- Born: March 4, 1952
- Education: Boston University Boston University School of Management
- Occupations: Private Equity, Finance
- Known for: Founder of Cornerstone Equity Investors

= Robert Knox (private equity investor) =

Robert A. Knox (born March 4, 1952), is a private equity investor, a founder and senior managing director of Cornerstone Equity Investors. He was chairman of Boston University's board of trustees from 2008 to 2016.

==Career==
Knox designed and executed the initial Alternative Asset investment strategy at Prudential Financial beginning in 1981 and was chairman and chief executive officer of Prudential Equity Investors, the private equity subsidiary of Prudential. Subsequently, Knox and other executives founded Cornerstone Equity Investors, a New York-based investment firm.

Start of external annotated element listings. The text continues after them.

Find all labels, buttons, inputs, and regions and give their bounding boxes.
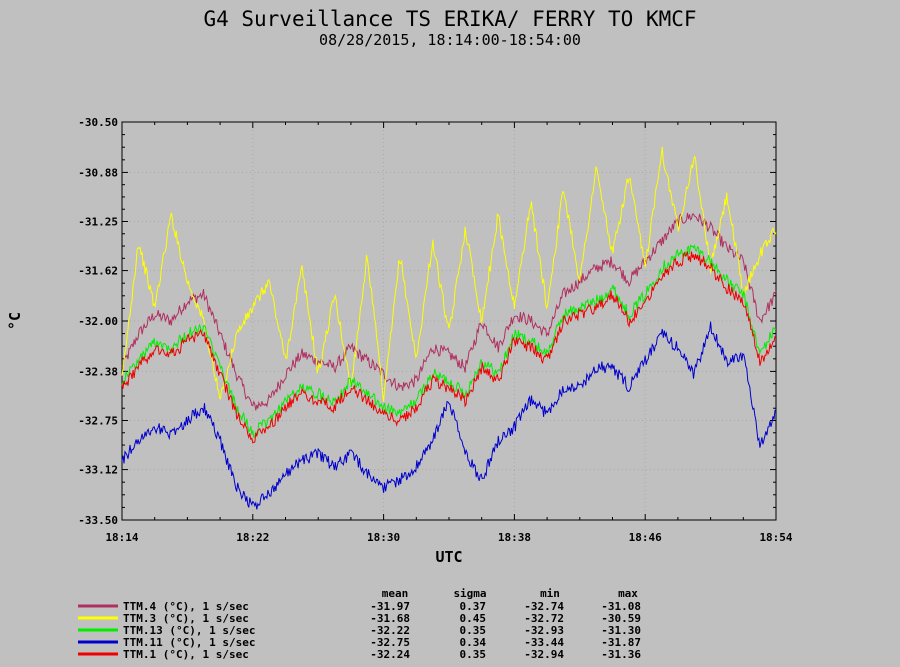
x-tick-label: 18:54 xyxy=(759,531,792,544)
legend-stat-max: -30.59 xyxy=(601,612,641,625)
y-tick-label: -31.62 xyxy=(78,265,118,278)
y-axis: -30.50 -30.88 -31.25 -31.62 -32.00 -32.38 -32.… xyxy=(78,116,776,527)
y-tick-label: -30.88 xyxy=(78,166,118,179)
legend-stat-mean: -31.97 xyxy=(370,600,410,613)
x-axis-label: UTC xyxy=(435,548,462,566)
y-tick-label: -32.00 xyxy=(78,315,118,328)
x-tick-label: 18:22 xyxy=(236,531,269,544)
legend-stat-max: -31.36 xyxy=(601,648,641,661)
legend-stat-sigma: 0.37 xyxy=(460,600,487,613)
y-tick-label: -33.50 xyxy=(78,514,118,527)
x-tick-label: 18:38 xyxy=(498,531,531,544)
legend: mean sigma min max TTM.4 (°C), 1 s/sec -31.97… xyxy=(78,587,641,661)
plot-area xyxy=(121,121,777,521)
legend-stat-min: -32.93 xyxy=(524,624,564,637)
legend-series-name: TTM.11 (°C), 1 s/sec xyxy=(123,636,255,649)
legend-header-max: max xyxy=(618,587,638,600)
legend-stat-min: -33.44 xyxy=(524,636,564,649)
series-lines xyxy=(121,146,777,510)
legend-header-sigma: sigma xyxy=(453,587,486,600)
x-tick-label: 18:30 xyxy=(367,531,400,544)
legend-header-min: min xyxy=(540,587,560,600)
y-tick-label: -33.12 xyxy=(78,464,118,477)
legend-stat-sigma: 0.34 xyxy=(460,636,487,649)
series-line-5 xyxy=(121,251,777,444)
y-tick-label: -31.25 xyxy=(78,216,118,229)
x-axis: 18:14 18:22 18:30 18:38 18:46 18:54 xyxy=(105,122,793,544)
x-tick-label: 18:46 xyxy=(629,531,662,544)
legend-series-name: TTM.13 (°C), 1 s/sec xyxy=(123,624,255,637)
y-tick-label: -32.75 xyxy=(78,415,118,428)
legend-stat-min: -32.94 xyxy=(524,648,564,661)
legend-stat-min: -32.74 xyxy=(524,600,564,613)
legend-stat-sigma: 0.35 xyxy=(460,648,487,661)
legend-stat-max: -31.87 xyxy=(601,636,641,649)
chart-title: G4 Surveillance TS ERIKA/ FERRY TO KMCF xyxy=(203,7,696,31)
legend-stat-mean: -31.68 xyxy=(370,612,410,625)
legend-stat-mean: -32.22 xyxy=(370,624,410,637)
legend-stat-mean: -32.75 xyxy=(370,636,410,649)
series-line-1 xyxy=(121,212,777,411)
chart-subtitle: 08/28/2015, 18:14:00-18:54:00 xyxy=(319,31,581,49)
legend-header-mean: mean xyxy=(382,587,409,600)
series-line-3 xyxy=(121,244,777,438)
legend-stat-max: -31.08 xyxy=(601,600,641,613)
legend-stat-max: -31.30 xyxy=(601,624,641,637)
legend-series-name: TTM.4 (°C), 1 s/sec xyxy=(123,600,249,613)
y-tick-label: -30.50 xyxy=(78,116,118,129)
legend-series-name: TTM.3 (°C), 1 s/sec xyxy=(123,612,249,625)
legend-stat-mean: -32.24 xyxy=(370,648,410,661)
legend-series-name: TTM.1 (°C), 1 s/sec xyxy=(123,648,249,661)
y-tick-label: -32.38 xyxy=(78,365,118,378)
x-tick-label: 18:14 xyxy=(105,531,138,544)
y-axis-label: °C xyxy=(6,312,24,330)
legend-stat-sigma: 0.35 xyxy=(460,624,487,637)
series-line-4 xyxy=(121,321,777,510)
legend-stat-sigma: 0.45 xyxy=(460,612,487,625)
series-line-2 xyxy=(121,146,777,402)
legend-stat-min: -32.72 xyxy=(524,612,564,625)
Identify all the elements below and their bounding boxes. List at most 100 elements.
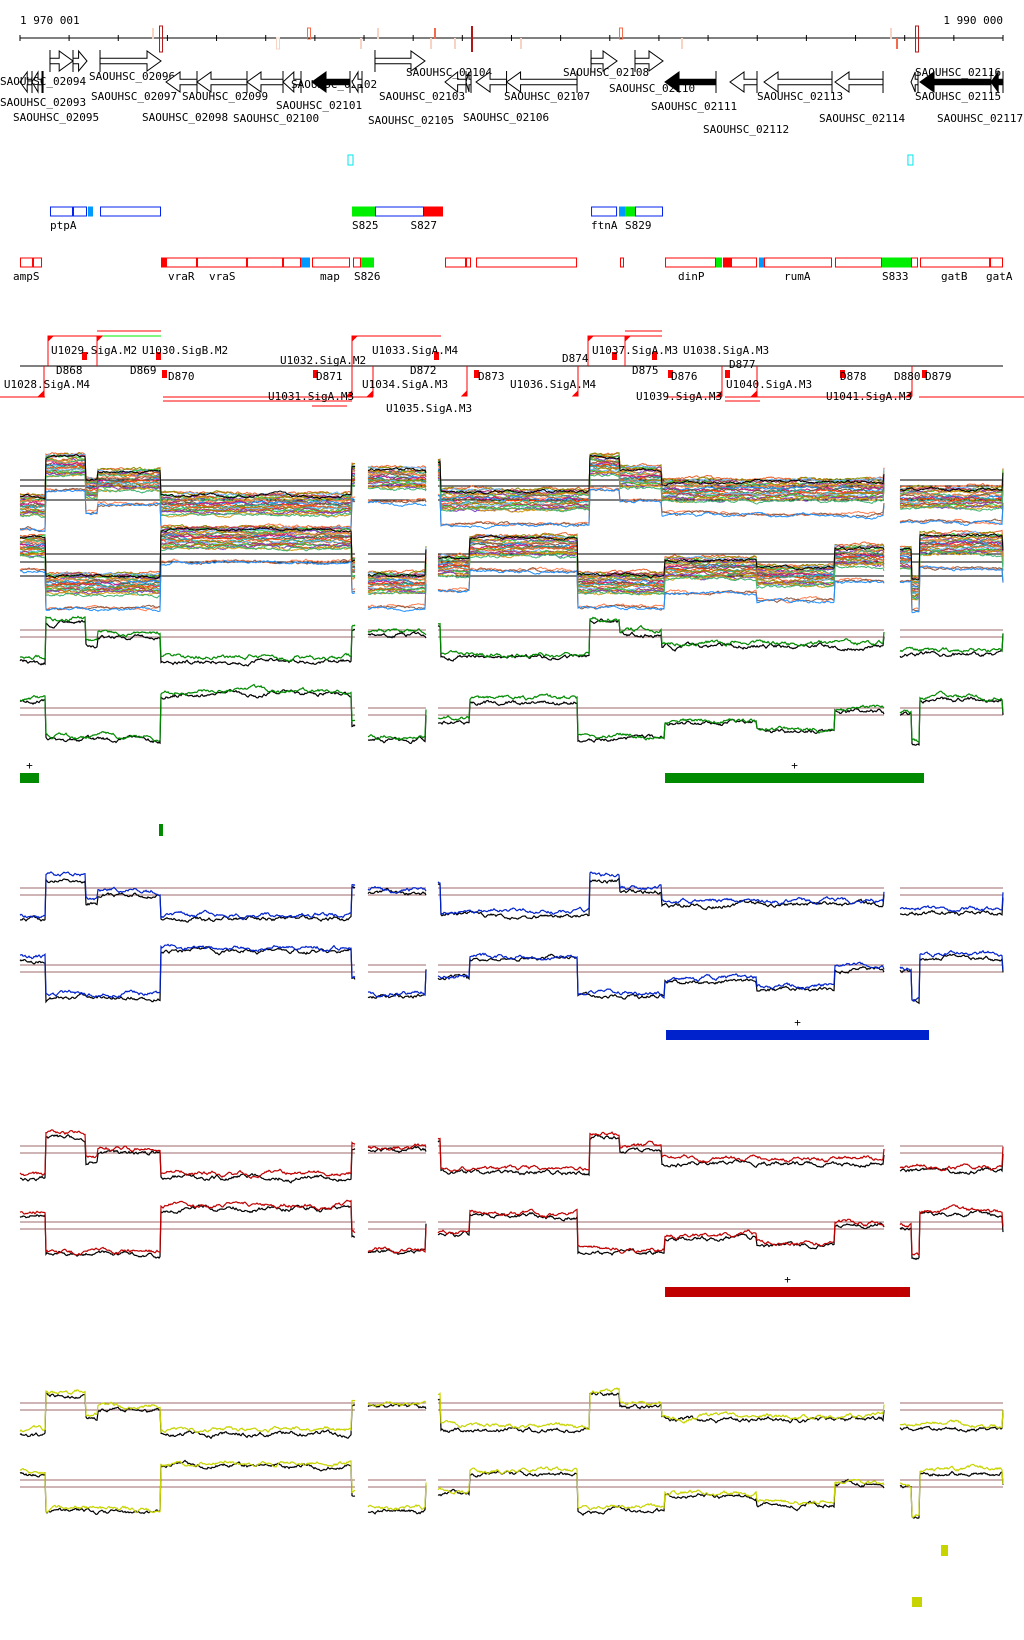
expression-profile-line	[367, 479, 427, 487]
expression-profile-line	[367, 546, 427, 576]
expression-trace-reference	[19, 1459, 356, 1516]
transcript-segment	[722, 257, 731, 268]
gene-arrow	[99, 50, 162, 72]
segment-bar	[20, 773, 39, 783]
gene-arrow	[72, 49, 88, 73]
expression-trace	[19, 943, 356, 999]
promoter-flag	[351, 335, 359, 366]
expression-trace-reference	[899, 1470, 1004, 1519]
gene-label: SAOUHSC_02115	[915, 90, 1001, 103]
promoter-flag	[37, 366, 45, 397]
transcript-label: ftnA	[591, 219, 618, 232]
transcript-segment	[834, 257, 882, 268]
expression-profile-line	[367, 583, 427, 613]
promoter-flag	[96, 335, 104, 366]
expression-profile-line	[19, 454, 356, 501]
promoter-flag	[750, 366, 758, 397]
expression-profile-line	[437, 551, 885, 594]
transcript-label: gatB	[941, 270, 968, 283]
expression-trace	[367, 627, 427, 636]
expression-profile-line	[437, 543, 885, 587]
expression-profile-line	[20, 464, 356, 510]
expression-trace	[899, 1463, 1004, 1519]
expression-profile-line	[367, 483, 427, 491]
gene-label: SAOUHSC_02114	[819, 112, 905, 125]
ruler-marker	[360, 38, 363, 49]
ruler-marker	[152, 28, 155, 39]
ruler-marker	[159, 25, 164, 53]
expression-profile-line	[437, 487, 885, 530]
gene-label: SAOUHSC_02102	[291, 78, 377, 91]
expression-trace	[899, 1146, 1004, 1172]
ruler-marker	[890, 28, 893, 39]
transcript-label: vraS	[209, 270, 236, 283]
expression-profile-line	[899, 550, 1004, 601]
expression-trace	[437, 952, 885, 1000]
promoter-label: U1036.SigA.M4	[510, 378, 596, 391]
transcript-label: ptpA	[50, 219, 77, 232]
transcript-segment	[620, 257, 624, 268]
gene-arrow	[590, 50, 618, 72]
expression-profile-line	[367, 481, 427, 488]
expression-trace	[899, 1409, 1004, 1429]
expression-trace	[19, 1460, 356, 1514]
expression-profile-line	[437, 454, 885, 495]
promoter-label: D877	[729, 358, 756, 371]
promoter-marker	[156, 352, 161, 360]
expression-profile-line	[899, 505, 1004, 527]
promoter-label: D869	[130, 364, 157, 377]
promoter-label: D876	[671, 370, 698, 383]
expression-trace	[437, 1387, 885, 1431]
transcript-label: dinP	[678, 270, 705, 283]
expression-profile-line	[367, 564, 427, 593]
expression-trace	[438, 693, 885, 741]
expression-profile-line	[19, 542, 356, 594]
expression-profile-line	[899, 488, 1004, 510]
expression-trace	[19, 683, 356, 743]
gene-arrow	[475, 71, 508, 93]
transcript-segment	[374, 206, 424, 217]
expression-profile-line	[367, 475, 427, 480]
promoter-marker	[82, 352, 87, 360]
ruler-marker	[453, 38, 456, 49]
transcript-label: map	[320, 270, 340, 283]
expression-trace-reference	[437, 618, 885, 662]
expression-profile-line	[19, 469, 356, 514]
gene-arrow	[763, 71, 833, 93]
ruler-marker	[520, 38, 523, 49]
promoter-marker	[840, 370, 845, 378]
expression-trace	[19, 1199, 356, 1256]
expression-trace	[367, 709, 427, 741]
gene-arrow	[31, 70, 43, 94]
transcript-segment	[166, 257, 197, 268]
gene-arrow	[505, 71, 578, 93]
transcript-label: S829	[625, 219, 652, 232]
promoter-label: D878	[840, 370, 867, 383]
expression-profile-line	[368, 567, 427, 595]
transcript-segment	[246, 257, 284, 268]
transcript-segment	[353, 257, 362, 268]
ruler-marker	[471, 26, 474, 52]
expression-profile-line	[367, 583, 427, 610]
gene-arrow	[374, 50, 426, 72]
transcript-segment	[361, 257, 374, 268]
gene-label: SAOUHSC_02106	[463, 111, 549, 124]
gene-label: SAOUHSC_02116	[915, 66, 1001, 79]
gene-arrow	[664, 71, 717, 93]
expression-profile-line	[19, 466, 356, 512]
promoter-marker	[652, 352, 657, 360]
expression-profile-line	[19, 531, 356, 585]
transcript-segment	[476, 257, 578, 268]
promoter-label: U1029.SigA.M2	[51, 344, 137, 357]
transcript-segment	[764, 257, 832, 268]
expression-profile-line	[899, 472, 1004, 493]
strand-plus-label: +	[791, 759, 798, 772]
ruler-marker	[276, 37, 281, 50]
expression-profile-line	[437, 569, 885, 611]
expression-trace	[368, 970, 427, 998]
transcript-label: rumA	[784, 270, 811, 283]
expression-trace	[19, 1129, 356, 1180]
expression-trace-reference	[367, 1402, 427, 1409]
transcript-segment	[591, 206, 618, 217]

Cornerstone has funded over 120 companies through buyouts and growth equity financing in healthcare services and products, business services, technology and consumer products. Portfolio investments have included Dell Computer, Health Management Associates, Linear Technology, Micron Technology, Centurion, Team Health, and True Temper Sports.

Knox has served on the boards of more than 25 private and public companies and has a long history of expertise in the healthcare sector as well as broad experience in technology, finance and consumer product companies. He currently serves on the boards of directors of Health Management Associates (NYSE) and several other private firms.